FIG. 7 is a diagram showing a meridional plane shape of a high specific speed turbomachine according to still another embodiment of the present invention.

FIG. 8 shows an example in which the present invention is applied to a multi-stage turbomachine.

FIG. 9 shows an example in which the present invention is applied to a multi-stage turbomachine.

FIG. 10 is a diagram showing a general shape of a high specific speed turbomachine.

FIG. 11 is a diagram showing a meridional plane shape of a conventional high specific speed turbomachine.

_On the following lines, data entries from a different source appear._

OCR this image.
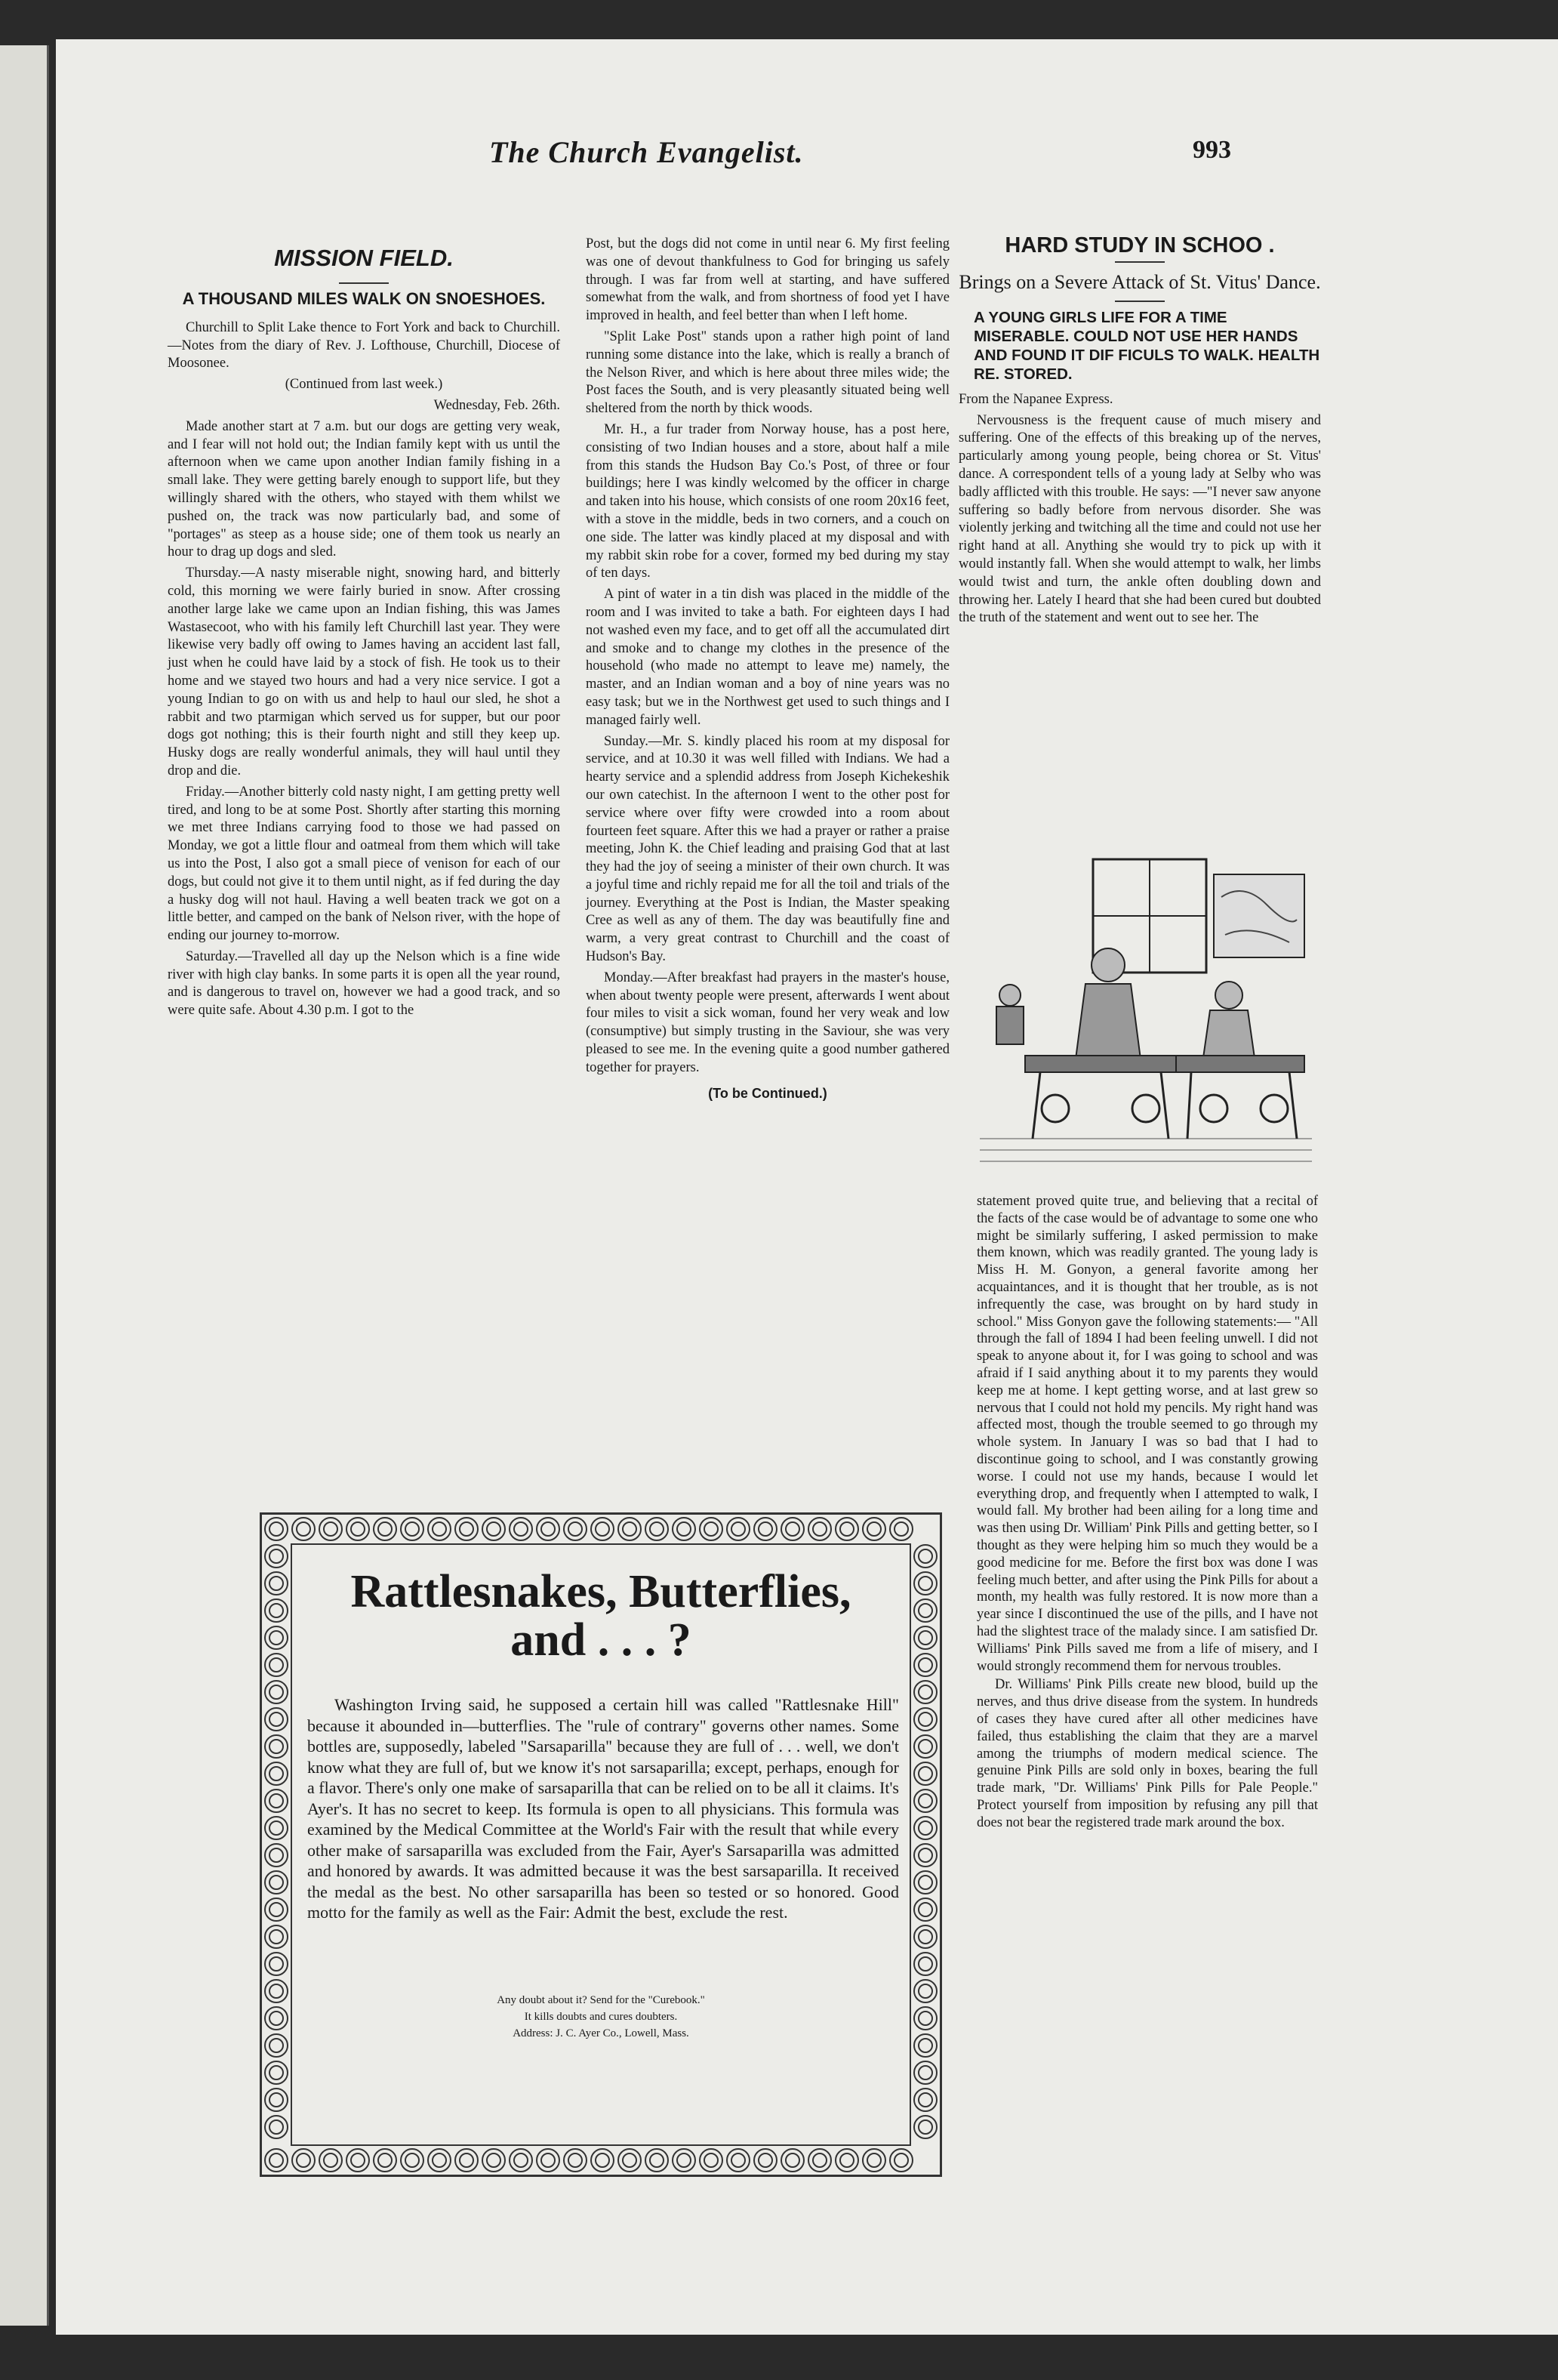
The Church Evangelist.	993
MISSION FIELD.
A THOUSAND MILES WALK ON SNOESHOES.

Churchill to Split Lake thence to Fort York and back to Churchill.—Notes from the diary of Rev. J. Lofthouse, Churchill, Diocese of Moosonee.

(Continued from last week.)

Wednesday, Feb. 26th.

Made another start at 7 a.m. but our dogs are getting very weak, and I fear will not hold out; the Indian family kept with us until the afternoon when we came upon another Indian family fishing in a small lake. They were getting barely enough to support life, but they willingly shared with the others, who stayed with them whilst we pushed on, the track was now particularly bad, and some of "portages" as steep as a house side; one of them took us nearly an hour to drag up dogs and sled.

Thursday.—A nasty miserable night, snowing hard, and bitterly cold, this morning we were fairly buried in snow. After crossing another large lake we came upon an Indian fishing, this was James Wastasecoot, who with his family left Churchill last year. They were likewise very badly off owing to James having an accident last fall, just when he could have laid by a stock of fish. He took us to their home and we stayed two hours and had a very nice service. I got a young Indian to go on with us and help to haul our sled, he shot a rabbit and two ptarmigan which served us for supper, but our poor dogs got nothing; this is their fourth night and still they keep up. Husky dogs are really wonderful animals, they will haul until they drop and die.

Friday.—Another bitterly cold nasty night, I am getting pretty well tired, and long to be at some Post. Shortly after starting this morning we met three Indians carrying food to those we had passed on Monday, we got a little flour and oatmeal from them which will take us into the Post, I also got a small piece of venison for each of our dogs, but could not give it to them until night, as if fed during the day a husky dog will not haul. Having a well beaten track we got on a little better, and camped on the bank of Nelson river, with the hope of ending our journey to-morrow.

Saturday.—Travelled all day up the Nelson which is a fine wide river with high clay banks. In some parts it is open all the year round, and is dangerous to travel on, however we had a good track, and so were quite safe. About 4.30 p.m. I got to the

Post, but the dogs did not come in until near 6. My first feeling was one of devout thankfulness to God for bringing us safely through. I was far from well at starting, and have suffered somewhat from the walk, and from shortness of food yet I have improved in health, and feel better than when I left home.

"Split Lake Post" stands upon a rather high point of land running some distance into the lake, which is really a branch of the Nelson River, and which is here about three miles wide; the Post faces the South, and is very pleasantly situated being well sheltered from the north by thick woods.

Mr. H., a fur trader from Norway house, has a post here, consisting of two Indian houses and a store, about half a mile from this stands the Hudson Bay Co.'s Post, of three or four buildings; here I was kindly welcomed by the officer in charge and taken into his house, which consists of one room 20x16 feet, with a stove in the middle, beds in two corners, and a couch on one side. The latter was kindly placed at my disposal and with my rabbit skin robe for a cover, formed my bed during my stay of ten days.

A pint of water in a tin dish was placed in the middle of the room and I was invited to take a bath. For eighteen days I had not washed even my face, and to get off all the accumulated dirt and smoke and to change my clothes in the presence of the household (who made no attempt to leave me) namely, the master, and an Indian woman and a boy of nine years was no easy task; but we in the Northwest get used to such things and I managed fairly well.

Sunday.—Mr. S. kindly placed his room at my disposal for service, and at 10.30 it was well filled with Indians. We had a hearty service and a splendid address from Joseph Kichekeshik our own catechist. In the afternoon I went to the other post for service where over fifty were crowded into a room about fourteen feet square. After this we had a prayer or rather a praise meeting, John K. the Chief leading and praising God that at last they had the joy of seeing a minister of their own church. It was a joyful time and richly repaid me for all the toil and trials of the journey. Everything at the Post is Indian, the Master speaking Cree as well as any of them. The day was beautifully fine and warm, a very great contrast to Churchill and the coast of Hudson's Bay.

Monday.—After breakfast had prayers in the master's house, when about twenty people were present, afterwards I went about four miles to visit a sick woman, found her very weak and low (consumptive) but simply trusting in the Saviour, she was very pleased to see me. In the evening quite a good number gathered together for prayers.

(To be Continued.)
HARD STUDY IN SCHOO .
Brings on a Severe Attack of St. Vitus' Dance.
A YOUNG GIRLS LIFE FOR A TIME MISERABLE. COULD NOT USE HER HANDS AND FOUND IT DIF FICULS TO WALK. HEALTH RE. STORED.

From the Napanee Express.

Nervousness is the frequent cause of much misery and suffering. One of the effects of this breaking up of the nerves, particularly among young people, being chorea or St. Vitus' dance. A correspondent tells of a young lady at Selby who was badly afflicted with this trouble. He says: —"I never saw anyone suffering so badly before from nervous disorder. She was violently jerking and twitching all the time and could not use her right hand at all. Anything she would try to pick up with it would instantly fall. When she would attempt to walk, her limbs would twist and turn, the ankle often doubling down and throwing her. Lately I heard that she had been cured but doubted the truth of the statement and went out to see her. The

statement proved quite true, and believing that a recital of the facts of the case would be of advantage to some one who might be similarly suffering, I asked permission to make them known, which was readily granted. The young lady is Miss H. M. Gonyon, a general favorite among her acquaintances, and it is thought that her trouble, as is not infrequently the case, was brought on by hard study in school." Miss Gonyon gave the following statements:— "All through the fall of 1894 I had been feeling unwell. I did not speak to anyone about it, for I was going to school and was afraid if I said anything about it to my parents they would keep me at home. I kept getting worse, and at last grew so nervous that I could not hold my pencils. My right hand was affected most, though the trouble seemed to go through my whole system. In January I was so bad that I had to discontinue going to school, and I was constantly growing worse. I could not use my hands, because I would let everything drop, and frequently when I attempted to walk, I would fall. My brother had been ailing for a long time and was then using Dr. William' Pink Pills and getting better, so I thought as they were helping him so much they would be a good medicine for me. Before the first box was done I was feeling much better, and after using the Pink Pills for about a month, my health was fully restored. It is now more than a year since I discontinued the use of the pills, and I have not had the slightest trace of the malady since. I am satisfied Dr. Williams' Pink Pills saved me from a life of misery, and I would strongly recommend them for nervous troubles.

Dr. Williams' Pink Pills create new blood, build up the nerves, and thus drive disease from the system. In hundreds of cases they have cured after all other medicines have failed, thus establishing the claim that they are a marvel among the triumphs of modern medical science. The genuine Pink Pills are sold only in boxes, bearing the full trade mark, "Dr. Williams' Pink Pills for Pale People." Protect yourself from imposition by refusing any pill that does not bear the registered trade mark around the box.

Rattlesnakes, Butterflies,
and . . . ?

Washington Irving said, he supposed a certain hill was called "Rattlesnake Hill" because it abounded in—butterflies. The "rule of contrary" governs other names. Some bottles are, supposedly, labeled "Sarsaparilla" because they are full of . . . well, we don't know what they are full of, but we know it's not sarsaparilla; except, perhaps, enough for a flavor. There's only one make of sarsaparilla that can be relied on to be all it claims. It's Ayer's. It has no secret to keep. Its formula is open to all physicians. This formula was examined by the Medical Committee at the World's Fair with the result that while every other make of sarsaparilla was excluded from the Fair, Ayer's Sarsaparilla was admitted and honored by awards. It was admitted because it was the best sarsaparilla. It received the medal as the best. No other sarsaparilla has been so tested or so honored. Good motto for the family as well as the Fair: Admit the best, exclude the rest.

Any doubt about it? Send for the "Curebook."
It kills doubts and cures doubters.
Address: J. C. Ayer Co., Lowell, Mass.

FIG. 12 is a velocity vector diagram of a conventional axial flow pump blade surface.

[Explanation of symbols]

 DESCRIPTION OF SYMBOLS 10 Casing 12 Impeller 14 Hub 16 Diffuser blade 18 Diffuser part 20 Suction flow path 22 Diffuser part entrance 24 Diffuser part exit 26 Depression

 ────────────────────────────────────────────────── ─── Continued on the front page (72) Inventor Masatoshi Suzuki 11-1 Haneda Asahimachi, Ota-ku, Tokyo Inside Ebara Corporation

Claims (7)

[Claims] 1. A turbo machine provided with an impeller rotating around an axis and a diffuser portion having a hub and diffuser blades inside a cylindrical casing, wherein the diffuser portion is provided between an inlet and an outlet. A meridional plane shape having a depression, and an annular flow passage area increasing from the entrance to the depression. 2. The turbomachine according to claim 1, wherein an annular flow passage area is reduced between the recess position and the blade outlet. 3. The turbomachine according to claim 1, wherein the depression is formed on a hub surface. 4. The method according to claim 1, wherein the depression has a length from the leading edge of the meridional blade of 6 mm.
2. The maximum value is obtained at a position of 0% or less.
4. The turbomachine according to any one of items 3 to 3. 5. The cross-sectional area of the annular flow path at the position where the depression is maximum is larger than the cross-sectional area of the annular flow path at the inlet of the diffuser portion and is 1.25 times or less. 5. The turbomachine according to any one of items 4 to 4. 6. The turbomachine according to claim 1, wherein a radius of the hub surface at an outlet side is smaller than a radius at an inlet. 7. The turbomachine according to claim 1, wherein an outer diameter of the casing decreases in a rear half portion of the diffuser portion.